For both moral and strategic reasons, this is a disastrous approach. Economically, the decline in aggregate demand will put even more pressure on businesses. When people cannot consume, businesses do not get paid, and the entire economy shrinks even more. Moreover, politically, increasing working people’s suffering by choosing austerity by default is dangerous. The current regime, still working from the perspective of its election victories, may see the situation differently.
But across the world, some governments are dealing with the fallout of the pandemic in more productive ways than others.
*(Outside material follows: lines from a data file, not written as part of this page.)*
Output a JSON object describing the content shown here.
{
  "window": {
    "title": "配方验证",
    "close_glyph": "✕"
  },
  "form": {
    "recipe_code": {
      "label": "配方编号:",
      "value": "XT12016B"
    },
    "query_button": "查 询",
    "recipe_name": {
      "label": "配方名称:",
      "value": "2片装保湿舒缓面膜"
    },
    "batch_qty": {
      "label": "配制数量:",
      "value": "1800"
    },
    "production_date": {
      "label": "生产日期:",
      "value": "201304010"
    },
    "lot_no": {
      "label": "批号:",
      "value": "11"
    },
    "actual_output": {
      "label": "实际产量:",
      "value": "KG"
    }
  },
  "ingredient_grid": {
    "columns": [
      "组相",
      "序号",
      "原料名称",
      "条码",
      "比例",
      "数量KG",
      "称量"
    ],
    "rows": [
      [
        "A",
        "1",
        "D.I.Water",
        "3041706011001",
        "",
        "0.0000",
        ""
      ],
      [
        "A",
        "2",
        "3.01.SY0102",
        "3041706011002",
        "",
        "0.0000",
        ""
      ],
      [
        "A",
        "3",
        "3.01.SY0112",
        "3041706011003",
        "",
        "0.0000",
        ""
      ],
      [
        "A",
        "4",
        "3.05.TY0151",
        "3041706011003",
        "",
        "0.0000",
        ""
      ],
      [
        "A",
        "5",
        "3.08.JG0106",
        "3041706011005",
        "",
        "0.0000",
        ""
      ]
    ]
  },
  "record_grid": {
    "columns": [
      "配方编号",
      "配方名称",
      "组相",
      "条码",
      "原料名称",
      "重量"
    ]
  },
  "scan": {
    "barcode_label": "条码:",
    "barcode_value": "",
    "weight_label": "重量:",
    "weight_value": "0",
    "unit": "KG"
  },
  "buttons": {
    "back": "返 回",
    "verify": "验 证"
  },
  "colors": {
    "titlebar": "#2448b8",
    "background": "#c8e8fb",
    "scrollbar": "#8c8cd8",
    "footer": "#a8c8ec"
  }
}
There is a massive amount of social pressure to provide basic incomes and finance people-centred public works projects that can get the economy back on track.
The governments that choose to ignore or deflect people’s immediate needs are taking a huge risk. People’s hopes and expectations may be dulled because of the pandemic. But over time, economic suffering will create further resentments. This could create the space for openly fascistic actors to take advantage.
Why does the Sri Lankan Government appear impervious to this reality? The fundamental flaw is in its analysis. Sri Lanka is going through an economic depression. Anyone who does not explicitly recognise this fact will not be able to come up with solutions that are adequate to the massive scale of the crisis. The Government may act as if this is a one-off, temporary issue because of COVID-19, a mere stumbling block to its Vistas of Prosperity and Splendour’. But if it does not fix its vision soon, it may end up falling off the economic cliff. We cannot afford to walk into this disaster.
The people must know that Sri Lanka’s crisis, though part of a global wave, has credible domestic solutions that the Government currently is choosing to ignore. The follow-up question is, will Sri Lanka, historically trapped in global relations of dependency, end up becoming further enmeshed in geopolitical power plays that restrict its room for manoeuvre as the crisis wears on? We will, in the days ahead, address how Sri Lanka’s crisis relates to the tremendous changes underway in the global political economy.
(The Collective for Economic Democracy consists of academics, researchers and activists involved in analysing the political economy of Sri Lanka with a social justice perspective.)